On another note, I have an account with a significant balance in Belgium, and where the last movement, other than interest accumulation, was before January 2024.

So do I understand correctly from the OP that I can send the balance of that account to Thailand without paying income tax on it?

To make clear, my pension payments started January 2024 and are deposited in a different account.

Just now, CallumWK said:

Thanks and sorry for the misunderstanding about government pension. I never worked for the government

I had a look at it myself yesterday, and my pension is not due any income tax in Belgium because of the amount being below the threshold, so if I send it to Thailand, I will be taxed on everything above 150K Thai baht.

So Belgium is where my pension will remain.

On another note, I have an account with a significant balance in Belgium, and where the last movement, other than interest accumulation, was before January 2024.

So do I understand correctly from the OP that I can send the balance of that account to Thailand without paying income tax on it?

To make clear, my pension payments started January 2024 and are deposited in a different account.

Check your allowances, you have at least the 60K personal allowance (if you're married and your wife does not work you can have her 60K as well) & if you're >65 you get another 190K "Age Based" allowance, add this to the 1st 150K being "Taxed at 0%" and you may find that you can bring the 400K over with no tax...

Yes, any savings in a Bank account as at 31/12/2023 can be brought in without Tax, however as with everything to do with Thailand/Tax it's not that straightforward as they operate on FIFO (First In First Out).

So if you had 100K in your account as at 31/12/2023 but have since spent 60K of that replenshing it as your income has come in, then the available amount is 40K not 100K.

There's a long thread on here covering the Personal allowances (TEDA)... https://aseannow.com/topic/1324294-introduction-to-personal-income-tax-in-thailand/#comment-18822996

5 minutes ago, SamSpade said:

Yes, any savings in a Bank account as at 31/12/2023 can be brought in without Tax, however as with everything to do with Thailand/Tax it's not that straightforward as they operate on FIFO (First In First Out).

So if you had 100K in your account as at 31/12/2023 but have since spent 60K of that replenshing it as your income has come in, then the available amount is 40K not 100K.

Thanks for the clarification about the allowances.

Though the above is not clear to me.

The money in the savings account in Belgium hasn't had any movements since end 2023, other than interests been added yearly. In 2023 I didn't earn a pension yet, and pensions earned since 2024 are deposited in a current account, and eventually moved to other deposit accounts.

So far I didn't transfer any of my pension to Thailand.

3 minutes ago, CallumWK said:

Thanks for the clarification about the allowances.

Though the above is not clear to me.

The money in the savings account in Belgium hasn't had any movements since end 2023, other than interests been added yearly.

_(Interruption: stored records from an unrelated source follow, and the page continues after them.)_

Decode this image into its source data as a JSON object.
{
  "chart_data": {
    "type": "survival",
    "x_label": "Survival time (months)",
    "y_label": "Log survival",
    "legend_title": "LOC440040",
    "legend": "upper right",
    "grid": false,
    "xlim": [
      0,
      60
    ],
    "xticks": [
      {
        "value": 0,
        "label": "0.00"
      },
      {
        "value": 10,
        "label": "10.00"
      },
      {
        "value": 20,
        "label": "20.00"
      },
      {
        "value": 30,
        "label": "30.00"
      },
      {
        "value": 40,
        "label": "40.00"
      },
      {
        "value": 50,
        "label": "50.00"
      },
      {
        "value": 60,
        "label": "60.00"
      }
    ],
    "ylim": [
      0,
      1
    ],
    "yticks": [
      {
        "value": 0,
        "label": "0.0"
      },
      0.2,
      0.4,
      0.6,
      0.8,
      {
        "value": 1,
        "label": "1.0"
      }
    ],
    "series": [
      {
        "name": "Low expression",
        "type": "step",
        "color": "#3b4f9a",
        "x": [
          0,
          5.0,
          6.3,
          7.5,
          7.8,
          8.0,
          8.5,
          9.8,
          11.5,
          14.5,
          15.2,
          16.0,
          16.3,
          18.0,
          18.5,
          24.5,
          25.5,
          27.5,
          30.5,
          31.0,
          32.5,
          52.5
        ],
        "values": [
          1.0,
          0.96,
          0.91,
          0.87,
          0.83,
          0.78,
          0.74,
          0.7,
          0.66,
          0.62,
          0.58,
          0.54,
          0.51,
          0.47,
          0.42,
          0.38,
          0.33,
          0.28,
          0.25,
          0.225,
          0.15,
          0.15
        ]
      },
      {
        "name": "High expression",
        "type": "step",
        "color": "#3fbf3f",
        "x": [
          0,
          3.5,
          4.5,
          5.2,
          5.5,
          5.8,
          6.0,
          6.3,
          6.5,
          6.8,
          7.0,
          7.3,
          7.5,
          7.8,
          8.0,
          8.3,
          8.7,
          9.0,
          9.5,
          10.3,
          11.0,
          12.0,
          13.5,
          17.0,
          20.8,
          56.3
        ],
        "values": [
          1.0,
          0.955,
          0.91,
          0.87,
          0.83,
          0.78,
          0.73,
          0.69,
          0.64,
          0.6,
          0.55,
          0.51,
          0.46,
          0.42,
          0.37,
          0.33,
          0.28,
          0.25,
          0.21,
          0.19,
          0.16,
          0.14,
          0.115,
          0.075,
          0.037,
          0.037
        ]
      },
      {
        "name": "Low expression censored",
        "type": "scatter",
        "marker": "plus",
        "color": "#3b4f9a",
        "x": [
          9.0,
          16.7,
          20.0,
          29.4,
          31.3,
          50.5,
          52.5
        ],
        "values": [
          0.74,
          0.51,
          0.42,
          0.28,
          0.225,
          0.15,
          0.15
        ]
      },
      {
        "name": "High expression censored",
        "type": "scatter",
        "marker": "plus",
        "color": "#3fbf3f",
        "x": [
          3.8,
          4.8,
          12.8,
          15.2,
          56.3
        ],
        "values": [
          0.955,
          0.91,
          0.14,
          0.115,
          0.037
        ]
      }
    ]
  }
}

In 2023 I didn't earn a pension yet, and pensions earned since 2024 are deposited in a current account, and eventually moved to other deposit accounts.

So far I didn't transfer any of my pension to Thailand.

Then all of the money in the savings account (excluding interest earned on it since 1/1/24) is not tax assessable when you bring it over :)

18 hours ago, JimGant said:

Interesting. What country are you from?

One which doesn't have a DTA that covers my private pension. And my pension is small enough not to attract any tax. The only reason I file a return in recent years is to claim a refund of withholding tax on Thai bank interest.

22 hours ago, CallumWK said:

My country is Belgium and all pensions are paid by the government

My view is it behooves all expats who may remit income (from abroad) to Thailand, should be aware of the DTA of their income source country with Thailand. I think there is more than one thread specific to the taxation aspects of income from different specific countries. For example, I did my best in contributing to a thread in regards to the Thailand-Canada DTA here:

Those from other countries, if there is not already a thread on one's country, one could consider starting such a thread (for a specific country) to share information.